090 是是與非非

  南宮翎覺得這夏侯靖是著實的黑厚的心腸,而可想而知的雞飛狗跳,不知為何,她竟然有一種幸災樂禍的感覺。


  難道她已經是近墨者黑?


  正待思索間,一人快速飛入黑翟齋,仔細看去,那人是長發披肩,只是綁了一個鬆鬆的髮帶,髮帶上還有一個巨大的金簪。


  這人一身紅衣,紅衣外面照著玄色的黑袍,人還未至,聲先來。


  「我倒是哪裡的清凈之所,原來是黑翟齋,你倒是會選地方。」


  這人越走越近,南宮翎將這個男人看了個清楚。


  他的眉毛是飛鴻眉,眉毛尾端偏高,這眉毛形似倒八字,卻不讓人看上去並不覺得丑。


  高挺的鼻樑配上鶴眼,有一種眼角帶煞的感覺……這像是一個過關了刀口舔血日子的人。


  這是誰?怎麼也是喜歡紅衣的?

  而且這個男人的長相也算是俊俏一類的,倒是能讓女子一見傾心,只要他不釋放出那生人勿近的冷漠氣場。

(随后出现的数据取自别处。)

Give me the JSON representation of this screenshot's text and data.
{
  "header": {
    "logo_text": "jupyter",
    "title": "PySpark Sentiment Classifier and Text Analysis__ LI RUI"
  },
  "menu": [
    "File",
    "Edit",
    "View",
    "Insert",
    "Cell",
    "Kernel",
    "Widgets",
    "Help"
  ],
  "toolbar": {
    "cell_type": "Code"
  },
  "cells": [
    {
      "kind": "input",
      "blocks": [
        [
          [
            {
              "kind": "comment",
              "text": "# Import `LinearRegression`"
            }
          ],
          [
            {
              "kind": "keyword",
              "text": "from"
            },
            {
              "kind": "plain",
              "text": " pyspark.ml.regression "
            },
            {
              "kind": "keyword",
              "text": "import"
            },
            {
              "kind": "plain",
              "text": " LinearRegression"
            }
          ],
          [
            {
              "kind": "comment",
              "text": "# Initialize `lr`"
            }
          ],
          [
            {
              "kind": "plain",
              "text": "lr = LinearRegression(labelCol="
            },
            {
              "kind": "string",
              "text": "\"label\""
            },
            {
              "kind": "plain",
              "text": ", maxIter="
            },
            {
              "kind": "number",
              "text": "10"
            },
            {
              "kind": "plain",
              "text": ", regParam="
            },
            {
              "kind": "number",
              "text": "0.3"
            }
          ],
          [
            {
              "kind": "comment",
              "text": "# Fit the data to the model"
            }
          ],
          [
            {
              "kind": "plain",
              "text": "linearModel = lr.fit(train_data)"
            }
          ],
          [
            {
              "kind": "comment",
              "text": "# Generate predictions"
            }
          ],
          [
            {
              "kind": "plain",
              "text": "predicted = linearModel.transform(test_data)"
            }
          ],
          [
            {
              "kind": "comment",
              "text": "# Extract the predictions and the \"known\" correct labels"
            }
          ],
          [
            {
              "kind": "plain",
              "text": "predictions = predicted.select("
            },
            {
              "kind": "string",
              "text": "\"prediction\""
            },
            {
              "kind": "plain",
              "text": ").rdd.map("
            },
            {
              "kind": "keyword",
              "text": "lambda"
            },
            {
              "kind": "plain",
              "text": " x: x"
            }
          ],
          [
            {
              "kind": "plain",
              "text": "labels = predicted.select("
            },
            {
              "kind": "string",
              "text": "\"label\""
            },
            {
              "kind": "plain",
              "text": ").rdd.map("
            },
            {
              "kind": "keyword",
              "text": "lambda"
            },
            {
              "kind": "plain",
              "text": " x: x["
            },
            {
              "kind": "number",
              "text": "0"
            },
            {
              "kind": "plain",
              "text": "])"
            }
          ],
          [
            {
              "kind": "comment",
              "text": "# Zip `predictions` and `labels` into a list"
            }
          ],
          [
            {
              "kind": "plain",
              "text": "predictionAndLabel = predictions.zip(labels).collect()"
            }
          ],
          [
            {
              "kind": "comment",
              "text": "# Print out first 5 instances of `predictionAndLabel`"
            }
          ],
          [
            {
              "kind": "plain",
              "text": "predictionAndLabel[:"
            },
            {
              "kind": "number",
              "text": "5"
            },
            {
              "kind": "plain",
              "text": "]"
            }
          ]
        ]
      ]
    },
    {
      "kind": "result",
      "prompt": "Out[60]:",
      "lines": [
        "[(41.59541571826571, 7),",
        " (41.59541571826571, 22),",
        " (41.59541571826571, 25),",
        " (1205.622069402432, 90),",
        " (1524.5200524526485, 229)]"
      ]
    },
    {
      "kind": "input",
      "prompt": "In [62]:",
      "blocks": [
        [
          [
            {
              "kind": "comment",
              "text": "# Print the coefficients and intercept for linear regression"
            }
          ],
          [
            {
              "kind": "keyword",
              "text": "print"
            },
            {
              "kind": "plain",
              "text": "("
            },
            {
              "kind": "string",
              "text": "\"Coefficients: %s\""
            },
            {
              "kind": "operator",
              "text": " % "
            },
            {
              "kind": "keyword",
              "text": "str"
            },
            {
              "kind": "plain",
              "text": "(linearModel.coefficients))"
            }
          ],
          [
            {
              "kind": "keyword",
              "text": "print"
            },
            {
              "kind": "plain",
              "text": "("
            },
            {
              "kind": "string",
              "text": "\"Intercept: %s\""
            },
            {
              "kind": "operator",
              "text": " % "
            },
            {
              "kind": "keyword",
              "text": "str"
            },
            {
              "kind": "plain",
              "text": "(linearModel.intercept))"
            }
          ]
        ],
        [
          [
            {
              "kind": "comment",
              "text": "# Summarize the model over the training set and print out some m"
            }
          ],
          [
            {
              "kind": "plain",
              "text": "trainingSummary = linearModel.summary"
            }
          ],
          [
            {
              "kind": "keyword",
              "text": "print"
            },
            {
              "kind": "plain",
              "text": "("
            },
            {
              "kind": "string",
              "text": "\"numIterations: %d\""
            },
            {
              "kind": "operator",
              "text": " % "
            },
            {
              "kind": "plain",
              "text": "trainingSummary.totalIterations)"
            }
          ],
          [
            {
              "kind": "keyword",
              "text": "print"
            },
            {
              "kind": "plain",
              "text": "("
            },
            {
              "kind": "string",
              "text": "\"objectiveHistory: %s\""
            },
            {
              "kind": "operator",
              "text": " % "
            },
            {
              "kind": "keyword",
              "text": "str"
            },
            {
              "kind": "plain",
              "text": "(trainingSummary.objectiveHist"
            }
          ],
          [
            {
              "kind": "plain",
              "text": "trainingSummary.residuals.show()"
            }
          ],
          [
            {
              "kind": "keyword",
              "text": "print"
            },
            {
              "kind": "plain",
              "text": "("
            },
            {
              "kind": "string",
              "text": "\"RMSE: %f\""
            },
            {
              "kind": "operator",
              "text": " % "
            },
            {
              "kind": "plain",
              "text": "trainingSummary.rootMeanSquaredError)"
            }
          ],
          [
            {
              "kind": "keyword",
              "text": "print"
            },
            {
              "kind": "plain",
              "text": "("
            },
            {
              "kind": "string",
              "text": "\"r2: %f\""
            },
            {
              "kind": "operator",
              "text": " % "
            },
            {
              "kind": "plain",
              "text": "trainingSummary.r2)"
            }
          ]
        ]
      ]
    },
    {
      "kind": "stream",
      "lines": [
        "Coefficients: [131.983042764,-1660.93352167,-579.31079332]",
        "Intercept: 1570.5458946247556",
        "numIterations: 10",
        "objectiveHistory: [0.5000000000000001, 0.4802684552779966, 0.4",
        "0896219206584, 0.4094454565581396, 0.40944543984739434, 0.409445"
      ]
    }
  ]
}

  只見那男子手裡拿著一株帶雪的紅梅,在指尖擺弄著,並未看向夏侯靖。


  「不然呢?這裡,大隱隱於市,最是安靜。」,夏侯靖笑著倒上一杯茶,放在了他的左手方,「來坐下飲一杯。」


  「森嶼跟我說你選擇這裡,我還不信,如今看來,你還是那般……非要選擇一個熱鬧之處,玩出一點花樣不可,一點也不安分……」


  這紅衣男子望向南宮翎,彷彿頗為可惜的模樣,繼續不緊不慢的說著氣人的話,「聽說這就是住在你心底的女人?倒是可惜,如此好皮相,卻被你拉去東躲西藏了。」


  森嶼?難道這人就是森栩?


  人稱修羅的森栩?百里帝俊嗎?

  「東躲西藏?要是論起這個辭彙發揮到極致的,怕是非你莫屬了吧?我倒是聽說……這無極天山……那女子……」


  夏侯靖才開了個頭,也不見森栩怎麼移動,也只是眨眼之間來到了夏侯靖指定的座位。


  「是是非非,真真假假,話不多,最合適。」森栩端起那杯茶,顯然不希望夏侯靖說下去。


  無極天山的女子……能剋制百里帝俊的?是誰?莫非她還認識?

  南宮翎剛想到這裡,只聽夏侯靖頗為遺憾的說道:「我話歷來是不多的,只是可惜啊,我這手卻歷來就是個愛管閑事的。尤其知道那女子是我家小羽羽的親人,我就剋制不住……」


  夏侯靖話盡於此,百里帝俊立刻將頭轉了過去,「你做了什麼?」


  若是細看,還能看見百里帝俊的小手指在微微顫抖。


  她認識的女子?還能讓百里帝俊這般的緊張,莫非是她……


  南宮翎的印象里,慢慢浮現出一個女子的模樣,那是一個洒脫的女子,彷彿天地間不曾有任何人能讓她駐足留戀。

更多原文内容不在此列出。